Pull back of a vector representing a 2-form in $\mathbb R^3$ Let $\omega$ be a $2$-form defined in $\mathbb R^3$. I know that it can be represented by a vector field $\xi$ in such a way:
$$
\omega_x (v,w) = \xi(x)\cdot (v\times w)
$$
($x,v,w \in \mathbb R^3$ and $\times$ is the vector product). And I know that the differential becomes the divergence:
$$
d \omega = (\nabla\cdot \xi)\ dx_1\wedge dx_2\wedge dx_3.
$$
Now if $T\colon \mathbb R^3 \to \mathbb R^3$ is a change of variables, I know that
$$
d(T^*\omega) = T^* (d\omega).
$$
I would like to prove the corresponding equality for vector fields (without passing to forms). I was able to make the corresponding computation for $1$-forms (and it wasn't trivial) but I'm stuck with $2$-forms.
What I've found is that if $\omega$ corresponds to $\xi$ as above, then 
$$
T^* \omega(v,w) = \omega(DTv,DTw) = \xi \cdot(DTv\times DTw) = (\det DT) (DT)^{-1}\xi\cdot(v\times w)
$$
hence the vector-field representing $T^*\omega$ is
$$
\xi^* = (\det DT)(DT)^{-1}\xi = \mathrm{adj}(DT) \xi.
$$
Now I would like to prove that
$$
\nabla \cdot \xi^* = (\det DT)\  \nabla \cdot \xi
$$
which should be the correct change of variables. But I have no clue on how to work on this...

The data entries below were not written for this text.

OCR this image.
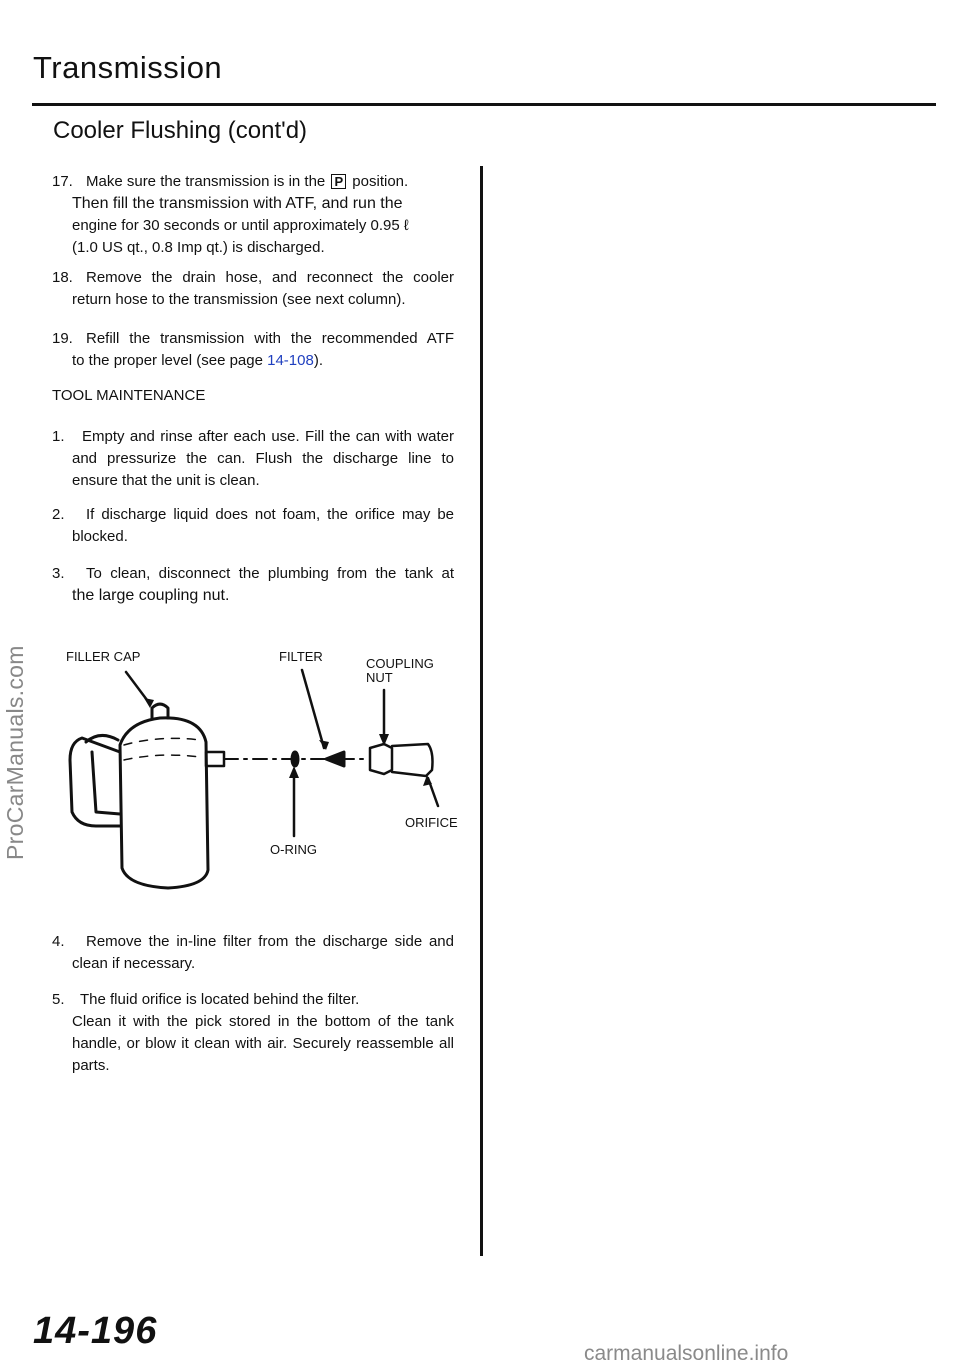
Transmission
Cooler Flushing (cont'd)
17. Make sure the transmission is in the P position.
Then fill the transmission with ATF, and run the
engine for 30 seconds or until approximately 0.95 ℓ
(1.0 US qt., 0.8 Imp qt.) is discharged.
18. Remove the drain hose, and reconnect the cooler
return hose to the transmission (see next column).
19. Refill the transmission with the recommended ATF
to the proper level (see page 14-108).
TOOL MAINTENANCE
1. Empty and rinse after each use. Fill the can with water
and pressurize the can. Flush the discharge line to ensure that the unit is clean.
2. If discharge liquid does not foam, the orifice may be
blocked.
3. To clean, disconnect the plumbing from the tank at
the large coupling nut.
4. Remove the in-line filter from the discharge side and
clean if necessary.
5. The fluid orifice is located behind the filter.
Clean it with the pick stored in the bottom of the tank handle, or blow it clean with air. Securely reassemble all parts.
FILLER CAP	FILTER	COUPLING
NUT
ORIFICE
O-RING
ProCarManuals.com
14-196
carmanualsonline.info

 A: Divergence of a vector field $Y_p$ shows by how much the volume form $\mu$ (or infinitesimal volume elements) changes along the flow:
$$
(\operatorname{div} Y)\mu=\mathcal{L}_Y(\mu)=d(Y\lrcorner\mu),
$$
 where I also used the Cartan's magic formula. The interior product is the $(n-1)$-form $$[Y\lrcorner\mu](Y_1,Y_2,\ldots,Y_{n-1})=\mu(Y, Y_1,Y_2,\ldots,Y_{n-1}).
$$
The two expressions for divergence form will help us pull it back along a given map, or coordinate change, $\phi$. We now see the vector (field) Y as a result of pushforward by the map derivative $Y_{\phi(p)}=\phi_*(X_p)$. The pullback of the volume form shows the expected determinant of the Jacobian matrix, $f=det(\phi_*)$,
$$
\phi^*\mu=f\nu
$$
-- this is another factor that may cause the volume form $\nu$ to change.
The pull back of the interior product form is
$$
\phi^*(Y\lrcorner\mu)=X\lrcorner \phi^*\mu=X\lrcorner (f\nu).
$$
The pullback commutes with exterior derivative, and so
$$
\phi^*d(Y\lrcorner\mu)=d(\phi^*(Y\lrcorner\mu))=d(X\lrcorner f\nu)=\mathcal{L}_X(f\nu),
$$
where we've again used the Cartan's formula.
We will now use properties of Lie derivative and the atiderivation of the inner product to show that
$$
\mathcal{L}_X(f\nu)=(\mathcal{L}_X\;f)\nu +f\mathcal{L}_X\nu=\\
(X\lrcorner df)\nu+\left(\mathcal{L}_{fX}(\nu)-df\wedge(X\lrcorner\nu) \right)=\\
\mathcal{L}_{fX}(\nu)+\left((X\lrcorner df)\nu -df\wedge(X\lrcorner\nu) \right)=\\
=\mathcal{L}_{fX}(\nu)+X\lrcorner(df\wedge\nu)=\\
\mathcal{L}_{fX}(\nu)+0=\operatorname{div}(fX)\nu.
$$
Therefore,
$$\phi^*((\operatorname{div} Y)\mu)=\operatorname{div}(fX)\nu,$$
which suggests that the original volume form $\nu$ may change due to both divergence of the field along which we observe it and the mapping with the determinant scalar field $f$.